Bitcoin Miners Sell Record BTC as AI Pivot Spurs Security Debate
Public Bitcoin miners liquidated a record 32,000+ BTC in Q1 2026, citing worsening mining economics after the April 2024 halving (block rewards fell from 6.25 BTC to 3.125 BTC).
The latest figures point to weak hashprice (~$28–$30 per PH/day) and still-light transaction fees (under ~1% of block rewards). With Bitcoin around ~$77,000 versus the ~$126,000 cycle peak (Oct 2025), many miners reportedly turned to selling BTC from treasuries to fund operations.
Named examples include Marathon Digital (sold 13,000+ BTC), Riot Platforms (sold 4,026 BTC), Core Scientific (~1,900 BTC), and Cango (2,000 BTC). This sets a near-term market-supply question for BTC.
At the same time, capital markets are rewarding a pivot toward AI/high-performance computing infrastructure.
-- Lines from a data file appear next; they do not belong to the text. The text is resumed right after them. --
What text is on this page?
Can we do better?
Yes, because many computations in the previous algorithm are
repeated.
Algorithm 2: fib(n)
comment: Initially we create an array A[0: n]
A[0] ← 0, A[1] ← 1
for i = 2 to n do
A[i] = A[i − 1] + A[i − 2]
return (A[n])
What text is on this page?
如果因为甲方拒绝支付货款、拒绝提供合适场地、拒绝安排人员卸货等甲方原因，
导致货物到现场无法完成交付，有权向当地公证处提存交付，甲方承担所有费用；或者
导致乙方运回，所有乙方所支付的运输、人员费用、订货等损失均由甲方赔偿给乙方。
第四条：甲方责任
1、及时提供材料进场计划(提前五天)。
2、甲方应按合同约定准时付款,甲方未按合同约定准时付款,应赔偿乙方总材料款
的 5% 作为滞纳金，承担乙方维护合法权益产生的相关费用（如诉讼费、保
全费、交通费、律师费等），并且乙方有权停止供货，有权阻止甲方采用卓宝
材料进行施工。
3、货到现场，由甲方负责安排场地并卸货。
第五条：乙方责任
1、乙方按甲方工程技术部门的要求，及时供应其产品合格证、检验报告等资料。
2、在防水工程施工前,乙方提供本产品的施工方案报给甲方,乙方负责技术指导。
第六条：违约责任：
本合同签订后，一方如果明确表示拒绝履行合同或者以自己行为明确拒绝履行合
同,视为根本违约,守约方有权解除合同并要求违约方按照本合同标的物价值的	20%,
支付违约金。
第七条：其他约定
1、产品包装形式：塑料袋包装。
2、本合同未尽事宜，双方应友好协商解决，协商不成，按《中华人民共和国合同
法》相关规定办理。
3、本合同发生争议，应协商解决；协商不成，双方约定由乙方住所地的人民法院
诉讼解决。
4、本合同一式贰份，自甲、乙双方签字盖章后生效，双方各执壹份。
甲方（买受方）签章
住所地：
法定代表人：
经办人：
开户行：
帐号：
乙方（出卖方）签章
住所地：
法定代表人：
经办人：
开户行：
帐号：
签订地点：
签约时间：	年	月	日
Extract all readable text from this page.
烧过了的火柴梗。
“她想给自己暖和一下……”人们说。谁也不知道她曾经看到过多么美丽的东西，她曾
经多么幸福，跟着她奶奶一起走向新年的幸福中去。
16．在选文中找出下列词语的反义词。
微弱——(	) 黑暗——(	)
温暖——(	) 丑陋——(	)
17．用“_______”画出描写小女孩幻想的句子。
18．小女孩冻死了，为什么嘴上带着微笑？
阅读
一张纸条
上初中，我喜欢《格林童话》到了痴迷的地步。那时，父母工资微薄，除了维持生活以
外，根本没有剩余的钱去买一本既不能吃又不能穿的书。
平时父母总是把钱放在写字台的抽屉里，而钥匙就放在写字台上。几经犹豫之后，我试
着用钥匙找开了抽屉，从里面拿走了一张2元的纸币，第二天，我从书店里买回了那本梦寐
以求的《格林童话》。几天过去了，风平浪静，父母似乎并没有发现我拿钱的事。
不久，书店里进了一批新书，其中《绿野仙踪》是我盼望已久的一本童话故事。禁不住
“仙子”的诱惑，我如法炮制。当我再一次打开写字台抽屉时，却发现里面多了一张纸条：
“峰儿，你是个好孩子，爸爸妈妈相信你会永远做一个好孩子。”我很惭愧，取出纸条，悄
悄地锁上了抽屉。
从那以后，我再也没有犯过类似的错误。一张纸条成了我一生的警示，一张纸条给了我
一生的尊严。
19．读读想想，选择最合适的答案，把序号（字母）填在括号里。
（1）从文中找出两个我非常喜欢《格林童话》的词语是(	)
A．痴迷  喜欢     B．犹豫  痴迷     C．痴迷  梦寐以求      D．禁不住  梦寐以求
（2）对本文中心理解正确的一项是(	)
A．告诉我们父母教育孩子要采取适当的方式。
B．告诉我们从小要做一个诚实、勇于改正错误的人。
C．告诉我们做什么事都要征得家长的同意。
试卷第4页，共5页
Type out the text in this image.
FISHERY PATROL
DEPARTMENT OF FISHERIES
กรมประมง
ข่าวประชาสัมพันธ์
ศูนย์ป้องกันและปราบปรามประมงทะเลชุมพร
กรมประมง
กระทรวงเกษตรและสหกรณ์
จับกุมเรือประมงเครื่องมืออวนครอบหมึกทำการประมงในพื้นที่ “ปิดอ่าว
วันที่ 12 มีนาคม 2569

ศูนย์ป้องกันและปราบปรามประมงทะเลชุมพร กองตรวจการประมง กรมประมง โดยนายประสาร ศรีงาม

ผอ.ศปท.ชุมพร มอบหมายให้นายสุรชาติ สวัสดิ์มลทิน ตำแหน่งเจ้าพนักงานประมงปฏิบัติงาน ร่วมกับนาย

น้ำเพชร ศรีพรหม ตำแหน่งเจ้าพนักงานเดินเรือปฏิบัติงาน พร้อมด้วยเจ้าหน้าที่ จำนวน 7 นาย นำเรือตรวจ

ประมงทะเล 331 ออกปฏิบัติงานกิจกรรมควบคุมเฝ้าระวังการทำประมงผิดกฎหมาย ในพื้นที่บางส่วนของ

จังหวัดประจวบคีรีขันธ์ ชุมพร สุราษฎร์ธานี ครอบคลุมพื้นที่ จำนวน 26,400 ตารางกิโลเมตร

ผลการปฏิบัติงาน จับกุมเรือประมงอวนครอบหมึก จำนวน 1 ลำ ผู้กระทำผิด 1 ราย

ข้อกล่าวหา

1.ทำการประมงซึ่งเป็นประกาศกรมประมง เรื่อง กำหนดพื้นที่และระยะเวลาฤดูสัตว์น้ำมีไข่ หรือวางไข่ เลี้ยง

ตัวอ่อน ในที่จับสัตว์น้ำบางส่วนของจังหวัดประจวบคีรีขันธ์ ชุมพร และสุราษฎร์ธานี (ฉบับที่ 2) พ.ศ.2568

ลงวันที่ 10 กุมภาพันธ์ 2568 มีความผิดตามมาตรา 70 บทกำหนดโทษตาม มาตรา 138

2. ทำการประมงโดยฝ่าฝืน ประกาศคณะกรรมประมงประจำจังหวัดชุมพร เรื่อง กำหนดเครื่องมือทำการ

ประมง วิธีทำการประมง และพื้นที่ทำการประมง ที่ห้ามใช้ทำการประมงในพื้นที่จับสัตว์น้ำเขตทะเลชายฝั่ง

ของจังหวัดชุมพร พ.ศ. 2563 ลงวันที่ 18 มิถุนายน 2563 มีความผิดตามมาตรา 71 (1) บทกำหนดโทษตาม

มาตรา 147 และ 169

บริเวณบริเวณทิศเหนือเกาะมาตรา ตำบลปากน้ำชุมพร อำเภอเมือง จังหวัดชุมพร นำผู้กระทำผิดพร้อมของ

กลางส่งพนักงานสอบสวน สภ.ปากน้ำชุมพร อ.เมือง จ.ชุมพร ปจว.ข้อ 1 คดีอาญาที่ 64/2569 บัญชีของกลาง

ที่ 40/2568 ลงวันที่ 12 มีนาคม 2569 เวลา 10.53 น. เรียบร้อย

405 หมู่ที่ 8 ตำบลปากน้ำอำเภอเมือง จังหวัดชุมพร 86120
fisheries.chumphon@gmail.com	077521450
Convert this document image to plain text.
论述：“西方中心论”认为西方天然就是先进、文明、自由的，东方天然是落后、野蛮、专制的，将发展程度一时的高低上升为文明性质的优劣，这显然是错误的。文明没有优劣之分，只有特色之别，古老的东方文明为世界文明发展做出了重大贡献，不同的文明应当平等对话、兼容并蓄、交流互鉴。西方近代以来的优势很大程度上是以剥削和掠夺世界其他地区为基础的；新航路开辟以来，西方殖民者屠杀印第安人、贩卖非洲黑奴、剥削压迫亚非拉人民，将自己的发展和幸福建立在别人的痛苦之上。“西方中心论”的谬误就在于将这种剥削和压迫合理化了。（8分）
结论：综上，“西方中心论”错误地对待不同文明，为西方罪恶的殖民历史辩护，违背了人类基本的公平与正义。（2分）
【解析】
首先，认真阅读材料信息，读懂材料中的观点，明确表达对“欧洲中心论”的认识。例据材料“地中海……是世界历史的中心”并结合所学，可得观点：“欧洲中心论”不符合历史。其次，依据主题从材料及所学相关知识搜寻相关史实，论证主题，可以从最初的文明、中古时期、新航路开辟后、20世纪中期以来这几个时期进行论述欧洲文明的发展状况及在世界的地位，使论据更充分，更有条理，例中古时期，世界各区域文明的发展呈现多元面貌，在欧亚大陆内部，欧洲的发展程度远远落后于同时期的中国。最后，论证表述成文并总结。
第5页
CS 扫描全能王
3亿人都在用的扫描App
The article cites that miners targeting 80%+ of revenue from AI/HPC saw ~500% average stock gains over two years, and CoinShares estimates AI-derived revenue could reach ~70% this year for public miners.
Security debate is the key longer-term risk: critics warn top miners’ BTC-revenue share could fall to ~30% within three years, while supporters argue Bitcoin’s difficulty adjustment can stabilize the security “equilibrium.” For traders, the immediate signal is BTC overhang from continued treasury sales, with a longer-run watch on whether the AI infrastructure shift changes miner incentives.
Neutral
Short term: record Q1 2026 BTC selling by public miners increases the chance of BTC supply overhang, which can pressure spot price or raise volatility—especially if more miners continue treasury monetization.
Medium to long term: the pivot toward AI/HPC data-center style operations could improve revenue diversity and miner survival, but it also sparks uncertainty about whether miner incentives and revenue composition will sustain long-run security. Difficulty adjustment is cited as a stabilizer, yet traders may still monitor hash rate/difficulty trends and miner financial disclosures.
Overall, the direction is mixed: bearish pressure from ongoing BTC liquidations, offset by a potentially stabilizing strategic shift—so the net impact on BTC price is assessed as neutral until on-chain security and market supply data confirm the outcome.